RADICAL SAM ENZYMES IN THIENAMYCIN BIOSYNTHESIS
Marous, Daniel R
MetadataShow full item record
Despite its broad anti-infective activity, the biosynthesis of the paradigm carbapenem antibiotic, thienamycin, remains largely unknown. Apart from the first two biosynthetic steps shared with a simple carbapenem, the pathway sharply diverges to the more structurally complex members of this class of beta-lactam antibiotics like thienamycin. Existing evidence points to three putative cobalamin-dependent, radical S- adenosylmethionine (RS) enzymes, ThnK, ThnL and ThnP, potentially being responsible for assembly of the ethyl side chain at C6, bridgehead epimerization at C5, installation of the C2-thioether side chain and C2/3-desaturation.
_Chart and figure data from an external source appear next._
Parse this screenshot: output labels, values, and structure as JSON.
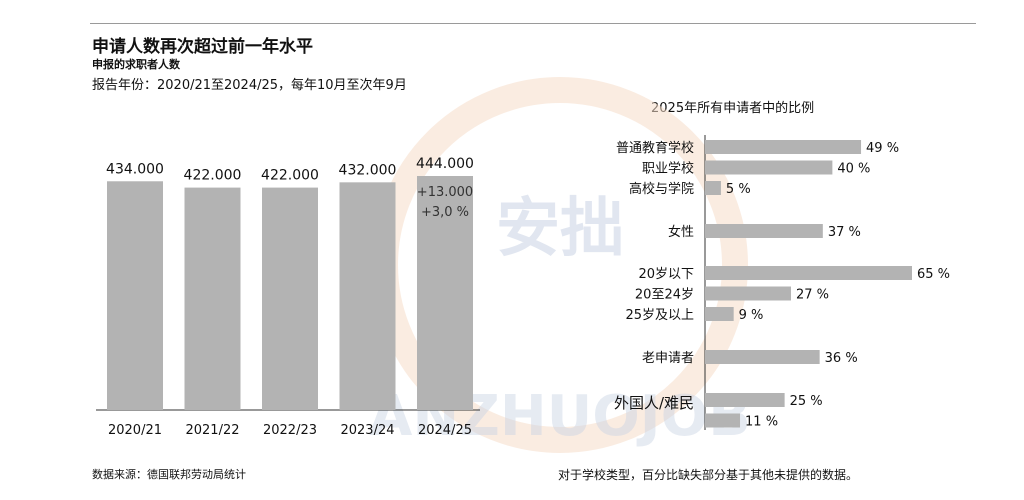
{
  "header": {
    "title": "申请人数再次超过前一年水平",
    "subtitle": "申报的求职者人数",
    "period": "报告年份：2020/21至2024/25，每年10月至次年9月"
  },
  "footer": {
    "source": "数据来源：德国联邦劳动局统计",
    "note": "对于学校类型，百分比缺失部分基于其他未提供的数据。"
  },
  "watermark": {
    "cn": "安拙",
    "en": "ANZHUOJOB"
  },
  "colors": {
    "bar": "#b3b3b3",
    "text": "#111111",
    "axis": "#333333"
  },
  "chart_data": [
    {
      "type": "bar",
      "categories": [
        "2020/21",
        "2021/22",
        "2022/23",
        "2023/24",
        "2024/25"
      ],
      "values": [
        434000,
        422000,
        422000,
        432000,
        444000
      ],
      "value_labels": [
        "434.000",
        "422.000",
        "422.000",
        "432.000",
        "444.000"
      ],
      "annotations": [
        {
          "category": "2024/25",
          "lines": [
            "+13.000",
            "+3,0 %"
          ]
        }
      ],
      "ylim": [
        0,
        444000
      ]
    },
    {
      "type": "bar",
      "orientation": "horizontal",
      "title": "2025年所有申请者中的比例",
      "groups": [
        {
          "label": "",
          "rows": [
            {
              "label": "普通教育学校",
              "value": 49
            },
            {
              "label": "职业学校",
              "value": 40
            },
            {
              "label": "高校与学院",
              "value": 5
            }
          ]
        },
        {
          "label": "",
          "rows": [
            {
              "label": "女性",
              "value": 37
            }
          ]
        },
        {
          "label": "",
          "rows": [
            {
              "label": "20岁以下",
              "value": 65
            },
            {
              "label": "20至24岁",
              "value": 27
            },
            {
              "label": "25岁及以上",
              "value": 9
            }
          ]
        },
        {
          "label": "",
          "rows": [
            {
              "label": "老申请者",
              "value": 36
            }
          ]
        },
        {
          "label": "外国人/难民",
          "rows": [
            {
              "label": "",
              "value": 25
            },
            {
              "label": "",
              "value": 11
            }
          ]
        }
      ],
      "unit": "%",
      "xlim": [
        0,
        65
      ]
    }
  ]
}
The C2 substituent has been demonstrated to be derived from stepwise truncation of coenzyme A, but the timing of these events with respect to C2—S bond formation is not known. Using in vitro reactions with synthetically-accessed substrates, we show that ThnK of the three apparent cobalamin-dependent RS enzymes performs sequential methylations to build out the C6- ethyl side chain in a stereocontrolled manner. This enzymatic reaction produced the expected RS methylase coproducts S-adenosylhomocysteine (SAH) and 5’- deoxyadenosine (5’-dA) by LC-MS and was also found to require cobalamin. For double methylation to occur, the carbapenam substrate must bear a coenzyme A-derived C2- thioether side chain, implying the activity of a prior sulfur insertion by an unidentified enzyme. Heterologous expression of thienamycin biosynthetic enzymes in Streptomyces combined with a competition bioassay now implicates ThnL in attachment of the thioether. Additional substrate profiling with ThnK suggests that CoA itself is added to the bicyclic carbapenam nucleus. These insights allow refinements of the central steps in complex carbapenem biosynthesis.